98. Validate Binary Search Tree

Given the root of a binary tree, determine if it is a valid binary search tree (BST).

A valid BST is defined as follows:

• The left subtree of a node contains only nodes with keys less than the node's key.
• The right subtree of a node contains only nodes with keys greater than the node's key.
• Both the left and right subtrees must also be binary search trees.

My Answer 1: Wrong Answer (71 / 77 test cases passed.)

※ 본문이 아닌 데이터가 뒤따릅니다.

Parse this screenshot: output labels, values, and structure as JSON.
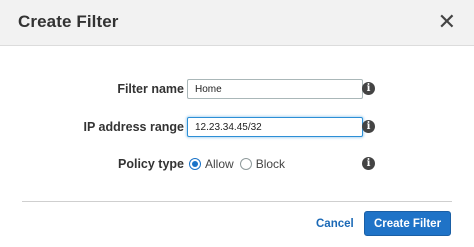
{
  "dialog": {
    "title": "Create Filter",
    "close_icon": "close-icon",
    "close_glyph": "✕"
  },
  "form": {
    "filter_name": {
      "label": "Filter name",
      "value": "Home",
      "info_icon": "info-icon"
    },
    "ip_range": {
      "label": "IP address range",
      "value": "12.23.34.45/32",
      "info_icon": "info-icon"
    },
    "policy_type": {
      "label": "Policy type",
      "options": [
        {
          "label": "Allow",
          "selected": true
        },
        {
          "label": "Block",
          "selected": false
        }
      ],
      "info_icon": "info-icon"
    },
    "info_glyph": "i"
  },
  "footer": {
    "cancel_label": "Cancel",
    "submit_label": "Create Filter"
  },
  "colors": {
    "primary": "#1f73c7",
    "link": "#1b69b6",
    "focus": "#2c8fd6",
    "header_bg": "#f2f2f2"
  }
}
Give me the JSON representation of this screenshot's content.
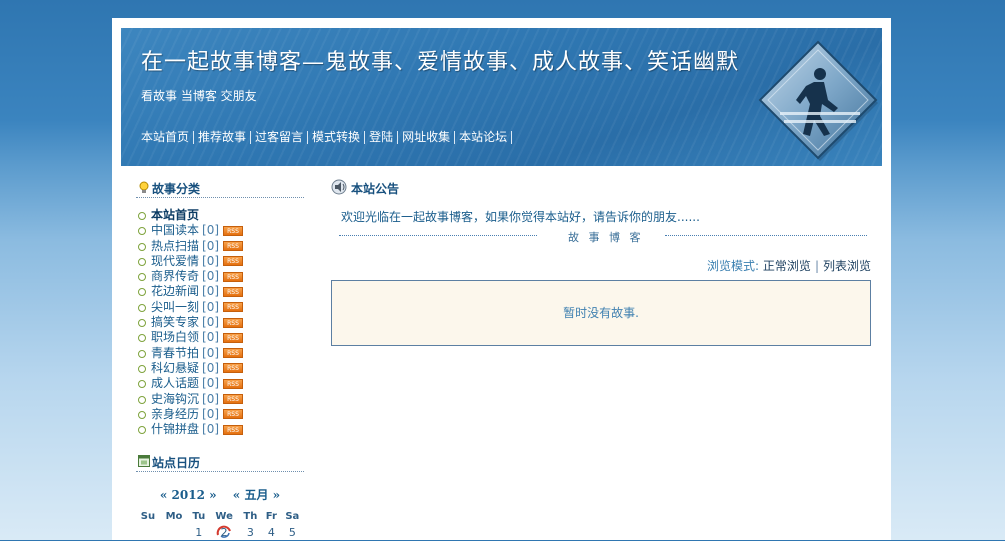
{
  "header": {
    "title": "在一起故事博客—鬼故事、爱情故事、成人故事、笑话幽默",
    "subtitle": "看故事 当博客 交朋友",
    "nav": [
      "本站首页",
      "推荐故事",
      "过客留言",
      "模式转换",
      "登陆",
      "网址收集",
      "本站论坛"
    ]
  },
  "sidebar": {
    "categories_title": "故事分类",
    "categories": [
      {
        "name": "本站首页",
        "count": "",
        "rss": ""
      },
      {
        "name": "中国读本",
        "count": "[0]",
        "rss": "RSS"
      },
      {
        "name": "热点扫描",
        "count": "[0]",
        "rss": "RSS"
      },
      {
        "name": "现代爱情",
        "count": "[0]",
        "rss": "RSS"
      },
      {
        "name": "商界传奇",
        "count": "[0]",
        "rss": "RSS"
      },
      {
        "name": "花边新闻",
        "count": "[0]",
        "rss": "RSS"
      },
      {
        "name": "尖叫一刻",
        "count": "[0]",
        "rss": "RSS"
      },
      {
        "name": "搞笑专家",
        "count": "[0]",
        "rss": "RSS"
      },
      {
        "name": "职场白领",
        "count": "[0]",
        "rss": "RSS"
      },
      {
        "name": "青春节拍",
        "count": "[0]",
        "rss": "RSS"
      },
      {
        "name": "科幻悬疑",
        "count": "[0]",
        "rss": "RSS"
      },
      {
        "name": "成人话题",
        "count": "[0]",
        "rss": "RSS"
      },
      {
        "name": "史海钩沉",
        "count": "[0]",
        "rss": "RSS"
      },
      {
        "name": "亲身经历",
        "count": "[0]",
        "rss": "RSS"
      },
      {
        "name": "什锦拼盘",
        "count": "[0]",
        "rss": "RSS"
      }
    ],
    "calendar_title": "站点日历",
    "calendar": {
      "year_label": "« 2012 »",
      "month_label": "« 五月 »",
      "weekdays": [
        "Su",
        "Mo",
        "Tu",
        "We",
        "Th",
        "Fr",
        "Sa"
      ],
      "first_row": [
        "",
        "",
        "1",
        "2",
        "3",
        "4",
        "5"
      ]
    }
  },
  "main": {
    "notice_title": "本站公告",
    "notice_text": "欢迎光临在一起故事博客，如果你觉得本站好，请告诉你的朋友......",
    "divider_label": "故 事 博 客",
    "browse_prefix": "浏览模式:",
    "browse_normal": "正常浏览",
    "browse_sep": "|",
    "browse_list": "列表浏览",
    "empty_message": "暂时没有故事."
  },
  "colors": {
    "header_blue": "#2f77b2",
    "link_blue": "#1a5d8c",
    "box_bg": "#fcf7ec"
  }
}
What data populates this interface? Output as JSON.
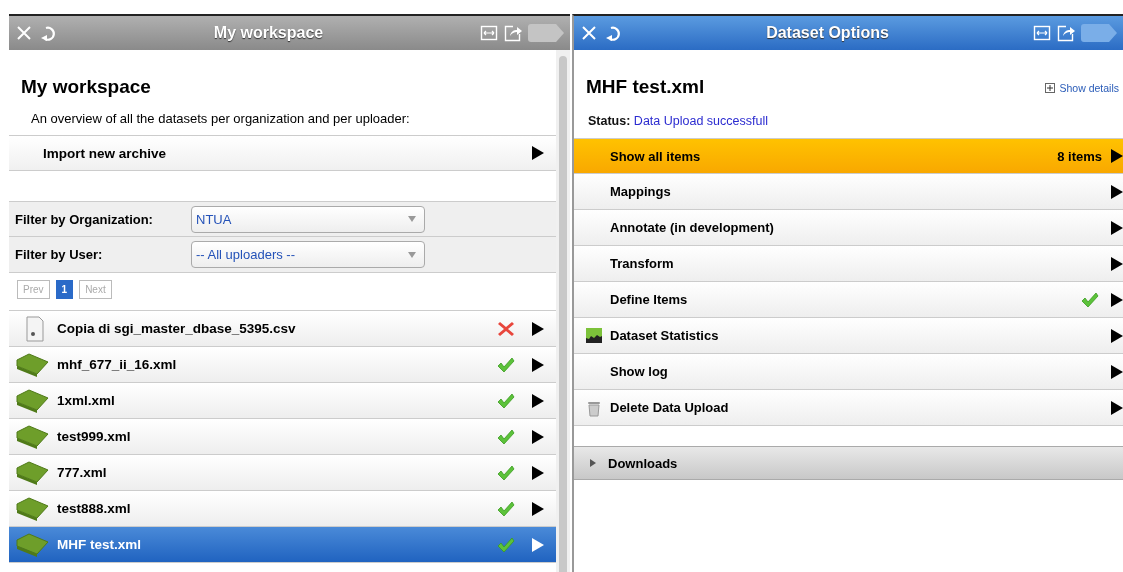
{
  "left_panel": {
    "title": "My workspace",
    "active": false,
    "heading": "My workspace",
    "description": "An overview of all the datasets per organization and per uploader:",
    "import_row": {
      "label": "Import new archive"
    },
    "filters": [
      {
        "label": "Filter by Organization:",
        "value": "NTUA"
      },
      {
        "label": "Filter by User:",
        "value": "-- All uploaders --"
      }
    ],
    "pagination": [
      {
        "label": "Prev",
        "selected": false,
        "disabled": true
      },
      {
        "label": "1",
        "selected": true,
        "disabled": false
      },
      {
        "label": "Next",
        "selected": false,
        "disabled": true
      }
    ],
    "files": [
      {
        "name": "Copia di sgi_master_dbase_5395.csv",
        "kind": "csv",
        "failed": true,
        "selected": false
      },
      {
        "name": "mhf_677_ii_16.xml",
        "kind": "xml",
        "failed": false,
        "selected": false
      },
      {
        "name": "1xml.xml",
        "kind": "xml",
        "failed": false,
        "selected": false
      },
      {
        "name": "test999.xml",
        "kind": "xml",
        "failed": false,
        "selected": false
      },
      {
        "name": "777.xml",
        "kind": "xml",
        "failed": false,
        "selected": false
      },
      {
        "name": "test888.xml",
        "kind": "xml",
        "failed": false,
        "selected": false
      },
      {
        "name": "MHF test.xml",
        "kind": "xml",
        "failed": false,
        "selected": true
      }
    ]
  },
  "right_panel": {
    "title": "Dataset Options",
    "active": true,
    "heading": "MHF test.xml",
    "show_details": "Show details",
    "status": {
      "label": "Status:",
      "value": "Data Upload successfull"
    },
    "menu": [
      {
        "label": "Show all items",
        "kind": "plain",
        "count": "8 items",
        "done": false,
        "selected": true
      },
      {
        "label": "Mappings",
        "kind": "plain",
        "done": false,
        "selected": false
      },
      {
        "label": "Annotate (in development)",
        "kind": "plain",
        "done": false,
        "selected": false
      },
      {
        "label": "Transform",
        "kind": "plain",
        "done": false,
        "selected": false
      },
      {
        "label": "Define Items",
        "kind": "plain",
        "done": true,
        "selected": false
      },
      {
        "label": "Dataset Statistics",
        "kind": "chart",
        "done": false,
        "selected": false
      },
      {
        "label": "Show log",
        "kind": "plain",
        "done": false,
        "selected": false
      },
      {
        "label": "Delete Data Upload",
        "kind": "trash",
        "done": false,
        "selected": false
      }
    ],
    "downloads": {
      "label": "Downloads",
      "expanded": false
    }
  }
}
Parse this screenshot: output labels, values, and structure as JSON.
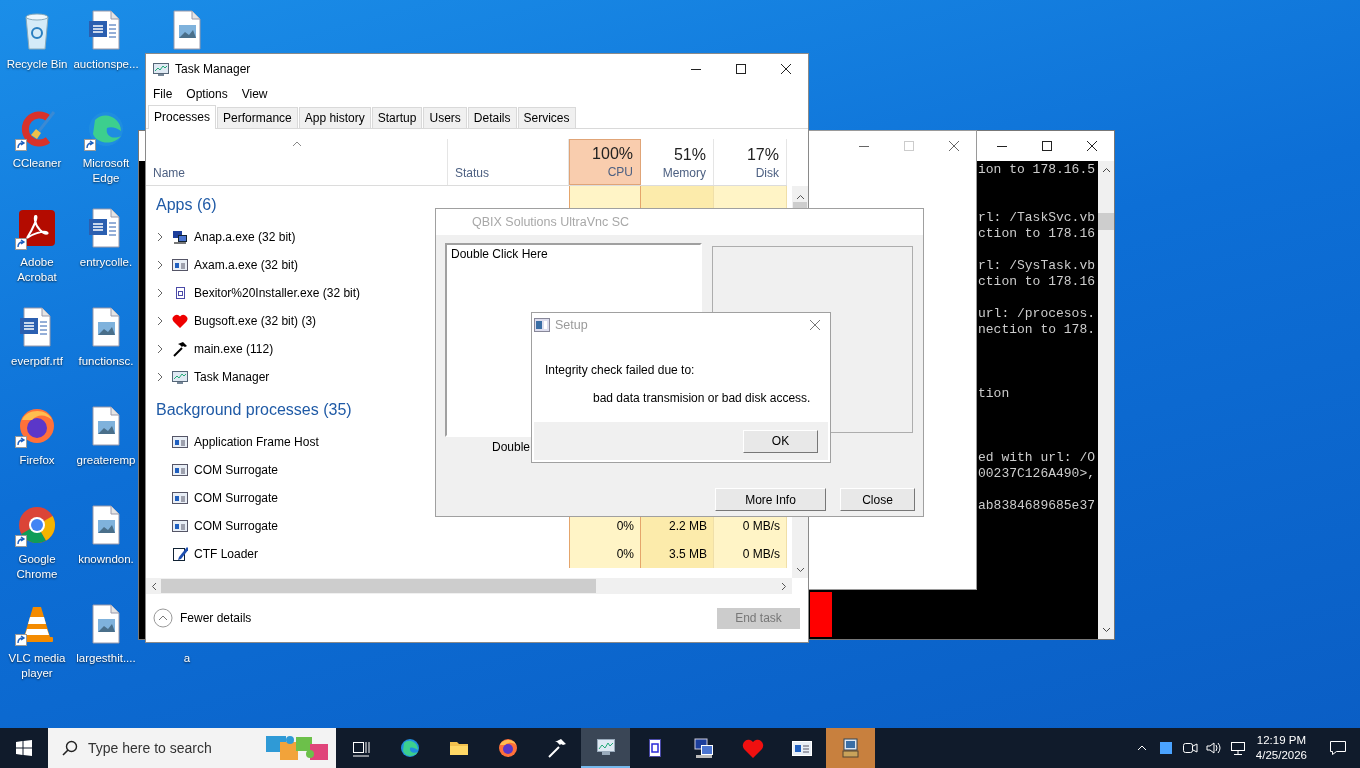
{
  "desktop": {
    "columns": [
      [
        {
          "label": "Recycle Bin",
          "kind": "system",
          "shortcut": false
        },
        {
          "label": "CCleaner",
          "kind": "app",
          "shortcut": true
        },
        {
          "label": "Adobe Acrobat",
          "kind": "app",
          "shortcut": true
        },
        {
          "label": "everpdf.rtf",
          "kind": "word",
          "shortcut": false
        },
        {
          "label": "Firefox",
          "kind": "app",
          "shortcut": true
        },
        {
          "label": "Google Chrome",
          "kind": "app",
          "shortcut": true
        },
        {
          "label": "VLC media player",
          "kind": "app",
          "shortcut": true
        }
      ],
      [
        {
          "label": "auctionspe...",
          "kind": "word",
          "shortcut": false
        },
        {
          "label": "Microsoft Edge",
          "kind": "app",
          "shortcut": true
        },
        {
          "label": "entrycolle.",
          "kind": "word",
          "shortcut": false
        },
        {
          "label": "functionsc.",
          "kind": "image",
          "shortcut": false
        },
        {
          "label": "greateremp",
          "kind": "image",
          "shortcut": false
        },
        {
          "label": "knowndon.",
          "kind": "image",
          "shortcut": false
        },
        {
          "label": "largesthit....",
          "kind": "image",
          "shortcut": false
        }
      ],
      [
        {
          "kind": "image",
          "shortcut": false
        },
        {
          "label": "a",
          "shortcut": false
        }
      ]
    ]
  },
  "console": {
    "lines": [
      "ion to 178.16.5",
      "rl: /TaskSvc.vb",
      "ction to 178.16",
      "rl: /SysTask.vb",
      "ction to 178.16",
      "url: /procesos.",
      "nection to 178.",
      "tion",
      "ed with url: /O",
      "00237C126A490>,",
      "ab8384689685e37"
    ]
  },
  "task_manager": {
    "title": "Task Manager",
    "menu": [
      "File",
      "Options",
      "View"
    ],
    "tabs": [
      {
        "label": "Processes",
        "selected": true
      },
      {
        "label": "Performance",
        "selected": false
      },
      {
        "label": "App history",
        "selected": false
      },
      {
        "label": "Startup",
        "selected": false
      },
      {
        "label": "Users",
        "selected": false
      },
      {
        "label": "Details",
        "selected": false
      },
      {
        "label": "Services",
        "selected": false
      }
    ],
    "columns": [
      {
        "label": "Name",
        "sorted": true
      },
      {
        "label": "Status",
        "sorted": false
      },
      {
        "percent": "100%",
        "label": "CPU",
        "sorted": false,
        "selected": true
      },
      {
        "percent": "51%",
        "label": "Memory",
        "sorted": false,
        "selected": false
      },
      {
        "percent": "17%",
        "label": "Disk",
        "sorted": false,
        "selected": false
      }
    ],
    "groups": [
      {
        "title": "Apps (6)",
        "rows": [
          {
            "name": "Anap.a.exe (32 bit)",
            "expanded": false
          },
          {
            "name": "Axam.a.exe (32 bit)",
            "expanded": false
          },
          {
            "name": "Bexitor%20Installer.exe (32 bit)",
            "expanded": false
          },
          {
            "name": "Bugsoft.exe (32 bit) (3)",
            "expanded": false
          },
          {
            "name": "main.exe (112)",
            "expanded": false
          },
          {
            "name": "Task Manager",
            "expanded": false
          }
        ]
      },
      {
        "title": "Background processes (35)",
        "rows": [
          {
            "name": "Application Frame Host"
          },
          {
            "name": "COM Surrogate"
          },
          {
            "name": "COM Surrogate"
          },
          {
            "name": "COM Surrogate",
            "cpu": "0%",
            "memory": "2.2 MB",
            "disk": "0 MB/s"
          },
          {
            "name": "CTF Loader",
            "cpu": "0%",
            "memory": "3.5 MB",
            "disk": "0 MB/s"
          }
        ]
      }
    ],
    "footer": {
      "toggle": "Fewer details",
      "end_task": {
        "label": "End task",
        "disabled": true
      }
    }
  },
  "vnc_window": {
    "title": "QBIX Solutions UltraVnc SC",
    "list_items": [
      "Double Click Here"
    ],
    "caption": "Double",
    "buttons": [
      "More Info",
      "Close"
    ]
  },
  "setup_dialog": {
    "title": "Setup",
    "message": "Integrity check failed due to:",
    "detail": "bad data transmision or bad disk access.",
    "button": "OK"
  },
  "taskbar": {
    "search_placeholder": "Type here to search",
    "apps": [
      {
        "active": false,
        "attention": false
      },
      {
        "active": false,
        "attention": false
      },
      {
        "active": false,
        "attention": false
      },
      {
        "active": false,
        "attention": false
      },
      {
        "active": false,
        "attention": false
      },
      {
        "active": true,
        "attention": false
      },
      {
        "active": false,
        "attention": false
      },
      {
        "active": false,
        "attention": false
      },
      {
        "active": false,
        "attention": false
      },
      {
        "active": false,
        "attention": false
      },
      {
        "active": false,
        "attention": true
      }
    ],
    "time": "12:19 PM",
    "date": "4/25/2026"
  }
}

# Definition for a binary tree node.
# class TreeNode:
#     def __init__(self, val=0, left=None, right=None):
#         self.val = val
#         self.left = left
#         self.right = right
class Solution:
    def isValidBST(self, root: TreeNode) -> bool:
        if root is None:
            return True
        level = 0
        queue = [root]
        dic = {}
        while queue:
            root = queue.pop(0)
            level=level+1
            if root is not None:
                print(root.val)
                if root.val in dic: # 중복 있으면 False
                    return False
                dic[root.val] = 1
                if root.left:
                    queue.append(root.left)
                    if root.left.val >= root.val:
                        return False
                if root.right:
                    queue.append(root.right)
                    if root.right.val <= root.val:
                        return False
        
        return True

1. dic 이용해서 중복된 값이 있으면 False 리턴하도록 함
2. level-order 순회를 하면서 root.left.val >= root.val 거나 root.right.val <= root.val 면 False 리턴하도록 함

트리를 세로로 반으로 쪼개서 어케 해야하나.. 했는데 모르겠음

Solution 1: Runtime: 52 ms - 25.44% / Memory Usage: 16.4 MB - 81.87%

# Definition for a binary tree node.
# class TreeNode:
#     def __init__(self, val=0, left=None, right=None):
#         self.val = val
#         self.left = left
#         self.right = right
class Solution:
    def isValidBST(self, root: TreeNode) -> bool:
        if not root: return True
        stack = [(root, -float('inf'), float('inf'))]
        while len(stack):
            node, left, right = stack.pop()
            if node.val <= left or node.val >= right: return False
            if node.left: stack.append((node.left, left, node.val))
            if node.right: stack.append((node.right, node.val, right))
        return True

반복문 이용한 방식
[root, min, max] 식으로 stack 에 넣어주는듯
반복문이 돌면서 적절한 min 값과 max 값이 정해진다

Solution 2: Runtime: 44 ms - 73.91% / Memory Usage: 16.5 MB - 31.45%

# Definition for a binary tree node.
# class TreeNode:
#     def __init__(self, val=0, left=None, right=None):
#         self.val = val
#         self.left = left
#         self.right = right
class Solution:
    def isValidBST(self, root: TreeNode) -> bool:
        def rec(node, left, right):
            if node:
                if node.val <= left or node.val >= right: return False
                return rec(node.left, left, node.val) and rec(node.right, node.val, right)
            return True
        return rec(root, -float('inf'), float('inf') )

같은데 재귀 이용한 방식
런타임이 더 좋다